On January 14, 2026, Sui’s mainnet experienced a six-hour disruption caused by a bug in the validator consensus processing logic. The problem emerged from a rare edge case in the way conflicting transactions were handled under certain garbage collection conditions.
This led to different validators computing different outputs from the same consensus data. Consequently, validators began signing conflicting checkpoint digests. Since over one-third of stake supported different versions, no checkpoint could be certified, and progress stopped.
The Sui team in a blog post stated that the disruption was not related to network usage or external interference. Throughout the halt, read-only Remote Procedure Call (RPC) queries continued to serve the last certified state to users.
The network’s architecture is designed to halt if checkpoint inconsistency is detected. During the incident, validators could not reach agreement, and this automatic fail-safe mechanism was triggered.
According to Sui, “No certified state forks occurred and no certified transactions were rolled back.” Funds remained safe and untouched. Although no transactions were processed during the outage, previously confirmed state was available for reads.

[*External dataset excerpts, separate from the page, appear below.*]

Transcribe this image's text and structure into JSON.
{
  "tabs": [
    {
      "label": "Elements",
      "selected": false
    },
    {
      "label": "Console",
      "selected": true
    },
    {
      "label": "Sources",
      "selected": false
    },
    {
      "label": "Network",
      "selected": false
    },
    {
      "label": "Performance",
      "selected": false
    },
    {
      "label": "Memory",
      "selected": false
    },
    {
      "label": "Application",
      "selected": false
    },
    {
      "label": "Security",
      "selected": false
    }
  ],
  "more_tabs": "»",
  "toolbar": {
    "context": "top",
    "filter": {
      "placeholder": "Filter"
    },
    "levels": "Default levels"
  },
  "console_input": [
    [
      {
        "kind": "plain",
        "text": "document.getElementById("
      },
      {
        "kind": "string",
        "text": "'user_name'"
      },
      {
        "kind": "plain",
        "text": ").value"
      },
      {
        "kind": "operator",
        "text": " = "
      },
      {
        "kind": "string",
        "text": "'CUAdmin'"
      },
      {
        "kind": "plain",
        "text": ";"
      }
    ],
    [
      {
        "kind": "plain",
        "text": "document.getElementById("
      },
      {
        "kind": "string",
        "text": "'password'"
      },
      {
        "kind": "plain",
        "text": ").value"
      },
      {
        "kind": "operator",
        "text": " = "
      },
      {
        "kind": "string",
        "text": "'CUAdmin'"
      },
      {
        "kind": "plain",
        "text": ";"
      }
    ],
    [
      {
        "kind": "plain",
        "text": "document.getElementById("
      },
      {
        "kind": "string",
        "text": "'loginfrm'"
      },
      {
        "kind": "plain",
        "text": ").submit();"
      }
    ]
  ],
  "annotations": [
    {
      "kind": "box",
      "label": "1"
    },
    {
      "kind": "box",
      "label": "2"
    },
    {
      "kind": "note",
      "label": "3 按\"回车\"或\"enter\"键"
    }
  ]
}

Sui emphasized that the system functioned as intended under stress, halting transaction processing to prevent inconsistent state finalization. This decision prioritized safety over uptime.
The problem was traced to a bug in the consensus commit logic. A fix was quickly developed to remove incorrect consensus data and restore correct validator behavior. Validators from Mysten Labs first deployed a canary version of the fix to verify checkpoint generation.
Once confirmed, the wider validator set adopted the updated binary. They replayed consensus commits from the divergence point and resumed signing matching checkpoint digests.
Once a quorum was achieved, normal network activity resumed. The entire recovery took approximately six hours from the time the issue began. During this period, around $1 billion in on-chain value remained temporarily inactive, but untouched.
Following the event, Sui announced improvements to reduce recovery time if similar issues occur. These include better tools to detect checkpoint inconsistencies early and pause consensus faster.
The team also plans to improve automated recovery tools to clean up internal state safely. In addition, testing frameworks have been updated to simulate such consensus edge cases and ensure fixes are validated before mainnet deployment.
Sui confirmed this was the second major outage since its 2023 launch, following a brief issue in 2024. However, the market response remained stable, with minimal impact on the SUI token price. Sui concluded that the outage, while disruptive, proved the network’s focus on protecting state consistency over continuous uptime.